Psalms 51:3-4, 18-19, 20-21
A very wise Jesuit priest once listened to me talk about how I pray and asked me, “Where is the focus of your prayer – on you or on God?” I realized that I often prayed for what I wanted from God but rarely prayed to find out what God wanted from me. My focus was on solving my own problems rather than asking how I could serve God, but that question helped me to refocus my prayers, at least for the moment.
Today’s gospel is much the same lesson: two men are praying in the temple. The Pharisee in his prayer spends most of his time congratulating himself for being better than everyone else. The other man, a tax collector, is so humbled before God that he can say nothing more than, “Be merciful to me, a sinner.” Which one am I most like? I squirm uncomfortably at this question.
Do I live my life as someone who is focused on God and others or is my main vision in life directed on my needs and my own happiness? I can sense it in my life when I move away from the God-centered life. Things are out of balance. I am aware of every annoyance of my husband, I have little patience with my kids and mostly I am aware of ME and how everyone else has an impact on me.
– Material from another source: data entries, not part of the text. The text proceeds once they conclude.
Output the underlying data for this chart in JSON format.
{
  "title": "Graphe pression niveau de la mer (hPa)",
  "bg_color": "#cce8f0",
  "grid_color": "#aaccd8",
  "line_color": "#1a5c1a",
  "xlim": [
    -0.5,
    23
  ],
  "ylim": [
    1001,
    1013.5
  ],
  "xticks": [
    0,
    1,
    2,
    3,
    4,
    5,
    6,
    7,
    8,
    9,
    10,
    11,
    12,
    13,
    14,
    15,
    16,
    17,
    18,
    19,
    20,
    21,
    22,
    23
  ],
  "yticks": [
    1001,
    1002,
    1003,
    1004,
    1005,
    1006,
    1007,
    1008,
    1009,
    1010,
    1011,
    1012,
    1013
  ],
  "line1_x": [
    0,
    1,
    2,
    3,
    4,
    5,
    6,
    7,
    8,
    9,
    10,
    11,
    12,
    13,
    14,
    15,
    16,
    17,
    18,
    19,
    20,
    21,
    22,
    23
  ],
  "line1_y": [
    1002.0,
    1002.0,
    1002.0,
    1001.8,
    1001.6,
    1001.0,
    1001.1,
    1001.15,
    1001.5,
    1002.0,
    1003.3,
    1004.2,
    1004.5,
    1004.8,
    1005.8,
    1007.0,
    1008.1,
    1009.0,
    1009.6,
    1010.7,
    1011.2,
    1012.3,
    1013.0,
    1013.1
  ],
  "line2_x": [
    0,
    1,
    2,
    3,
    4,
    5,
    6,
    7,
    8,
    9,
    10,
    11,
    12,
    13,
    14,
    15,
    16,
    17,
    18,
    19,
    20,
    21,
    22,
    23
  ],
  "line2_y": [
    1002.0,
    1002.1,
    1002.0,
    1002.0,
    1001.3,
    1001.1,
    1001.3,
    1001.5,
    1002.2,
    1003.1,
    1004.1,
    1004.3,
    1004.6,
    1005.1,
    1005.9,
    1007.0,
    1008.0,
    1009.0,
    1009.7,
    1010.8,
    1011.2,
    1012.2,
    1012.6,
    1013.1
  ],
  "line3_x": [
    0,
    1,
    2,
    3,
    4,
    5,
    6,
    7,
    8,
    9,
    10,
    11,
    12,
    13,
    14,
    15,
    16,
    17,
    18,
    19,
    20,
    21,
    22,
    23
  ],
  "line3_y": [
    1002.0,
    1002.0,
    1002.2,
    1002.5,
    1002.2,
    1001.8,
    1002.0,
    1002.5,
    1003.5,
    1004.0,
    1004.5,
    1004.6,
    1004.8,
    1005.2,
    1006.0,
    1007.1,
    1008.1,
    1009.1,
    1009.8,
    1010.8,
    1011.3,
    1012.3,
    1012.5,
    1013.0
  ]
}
Today in my Lenten journey, I want to try not to be centered on myself. Today I want to trade places in the temple. I want to take off the Pharisee’s flashy robes of my own arrogance and embrace the humility of the tax collector. I don’t want to make myself the center of my day.
This feels like an impossible task some days and my first instinct
is to wonder how I can ever accomplish it alone. Then I remember
the tax collector in the temple, bow my head and ask for help.